Adopting advanced technology
The second opportunity is for emerging markets to deploy the most advanced power generation technologies available, in both renewable and conventional generation.
In renewables, the world’s most powerful offshore turbine, GE’s Haliade-X, can provide a huge amount of carbon-free energy from a single turbine. With blades longer than a football pitch, one rotation of a Haliade-X can power a UK home for two days. Similar advances in onshore wind also allow for more efficient electricity generation in developing markets. New wind farms, including the Serra da Babilonia and Ventos da Bahia projects in Brazil, will operate GE Cypress turbines. These turbines have larger rotors and taller towers that allow for greater energy production and thus more competitiveness for our customers. And the next-generation Cypress will be even more powerful, with each turbine capable of powering thousands of households in the developing world.
The world’s largest, most efficient gas turbines are also contributing. Pakistan has already installed six GE HA gas turbines, which are helping the country to use natural gas more efficiently and reducing the carbon footprint of power generation activities. What’s more, the turbines help deliver big power capacity gains quickly. The three HA-equipped power plants in Pakistan can generate the equivalent electricity needed to power up to 7.3 million Pakistani homes. Two of GE’s HA gas turbines are also expected to begin supplying reliable and affordable electricity to Bangladesh from 2022 onwards.
Lower CAPEX, higher output
The third important way forward is to improve the performance of existing energy assets. Because these approaches are not capital intensive, they deliver economic benefits, not only by adding electricity capacity to the grid, but also by allowing capital resources to be used for other purposes.
Digital solutions, such as asset performance management (APM) software, can help operators in the energy sector enhance equipment and infrastructure operations. In Qatar, grid APM software is helping the national utility reduce substation faults by 50%.
In Turkey, upgrades to a coal-fired steam plant will increase both availability and output by more than 20%.

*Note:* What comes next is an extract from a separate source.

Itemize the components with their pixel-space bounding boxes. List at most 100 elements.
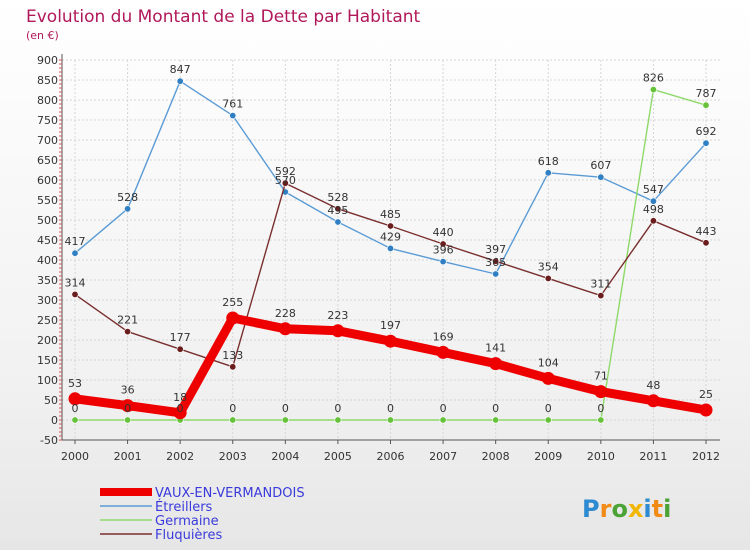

For gas turbines, a range of upgrade options reduce emissions per unit of electricity produced, deliver more efficient use of fuel, and enhance reliability of electricity supply. This approach is being taken in countries like Ivory Coast, Tanzania, Nigeria, Egypt, Iraq, and Vietnam. At the West Damietta Power Plant in Egypt, GE’s Advanced Gas Path (AGP) upgrades on four 9E gas turbines have helped to enhance fuel efficiency by up to 2.2% and increase the average output per turbine by over 4.5 megawatts.
This approach applies not only to conventional generating technologies, but also to renewables. In the Philippines, a GE upgrade to key equipment at a 53-year-old hydro-electric plant is expected to extend its life by 50 years and increase its output by 4%.
These are exciting and promising approaches, as we face the clear urgency to decarbonize. They help all countries – and emerging markets in particular – to meet the needs of climate change, while still accommodating fast-growing demand and ensuring both affordable and reliable electricity.
This trilemma represents the greatest challenge the power sector has ever faced. But, emerging markets have a wide range of tools across source switching, advanced technology adoption, and power infrastructure upgrades and improvement, to build a brighter future for their citizens while also contributing to global decarbonization efforts.